いくら不等コストとはいっても、あまりに遅いパスを使っていてはいかんしな。
まぁ、そうですね。トラフィックが集中しすぎたからって、すごく遅いパスにトラフィックをまわしたら、分散しないより時間がかかる場合もありますからね。
うむ、なので不等コストロードバランシングで使えるパスを設定する。このロードバランシングで使うパスのことをメンバパスというが、倍率によって以下のように決定される。
- ベストパスのメトリック × 倍率 > メンバパスのメトリック
さらに、EIGRPならもうひとつ。
- ベストパスのFD > メンバパスのAD
2つ目の条件は、フィージブルサクセサ候補でなければならない、ってことですね。
そういうことだ。
例をだそう。
[FigureRT14-08:不等コストロードバランシングの倍率]
まず、サクセサとフィージブルサクセサは?
サクセサはもちろん、Aのパス。フィージブルサクセサはBのパスですね。
でも、Dのパスは「AのFD(15) < DのAD(20)」ですからフィージブルサクセサにはなれません。
うむ。さて、これで倍率を2に設定した場合、ベストパス(サクセサ)のメトリックは15だから、メトリックが15 × 2 の30以下のパスがメンバパスになり、不等コストロードバランスの対象になる。
というと、Bのパスがメンバパスになるわけですね。
そうだ、2つのパスでロードバランスされる。
もし倍率を3に設定した場合、15 × 3 の45以下のパスがメンバパスになるわけだが。
B、C、Dの3つともその条件を満たしますよね。
うむ、だがDのパスは2つ目の条件「ベストパスのFD > メンバパスのAD」を満たさない。
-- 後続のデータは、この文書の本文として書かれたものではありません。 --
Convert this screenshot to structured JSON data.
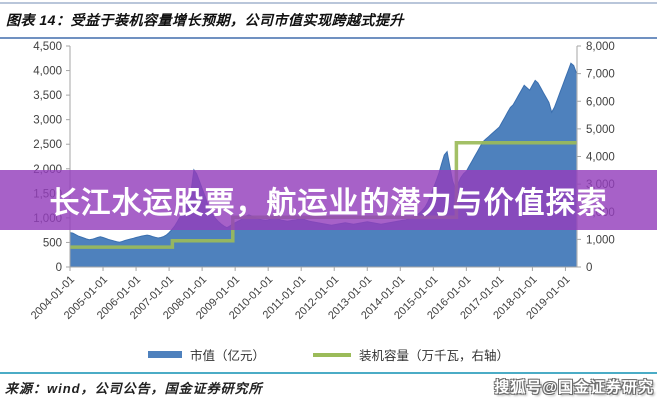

よって、ベストパス(A)、B、Cの3つのパスでロードバランスされる、ということになる。
ははぁ。なるほど。
というわけだ。
EIGRPはこのように負荷を分散することもできる、ということだな。
なんか、すごく便利なルーティングプロトコルですねぇ。
まぁ、Cisco専用だがな。
さて今回はこれぐらいにしておこう。
はい。
次回もEIGRPだ。
いぇっさ〜。
30分間ネットワーキングでした〜♪
- クラス
- このような、クラスで分けられるネットワークのことをメジャーネットワークと言ったりとか言わなかったりとか。
- null
-
読みは「ナル」。(「ヌル」の場合もある)
無効な、空白の意味で、「存在しない値」という意味で使われる。ちなみにゼロとはまた違う意味で使われることが多い(ゼロはゼロと言う値、nullは値自体が存在しない)。
- ロードバランシング
-
[Load Ballancing]
負荷分散。
- 等コストロードバランシング
- [Equal Cost Load Ballancing]
- RIPは…
-
Ciscoのルータだったら使えたりもします。
あと、IPX-RIPも等コストならできたり。
- パケットの通る道
-
正確には、「同じ宛先のパケット」は「同じパス」を使います。
同一ネットワーク内の他の宛先の場合にロードバランスし、負荷を分散します。
- 不等コストロードバランシング
- [Non-Equal Cost Load Ballancing]
- 等コストロードバランシングに…
- EIGRPはデフォルトで4つのパス間で等コストロードバランスします。
- ハイパーネット君の今日のポイント
-
- EIGRPは経路の自動集約を行う。
- 自動集約はクラスネットワークの境界で行われる。
- 手動経路集約も可能。
- nullインタフェースを作成して、ルーティングループを回避する。
- EIGRPは等コスト・不等コスト両方のロードバランスを行うことが出来る。
- EIGRPは経路の自動集約を行う。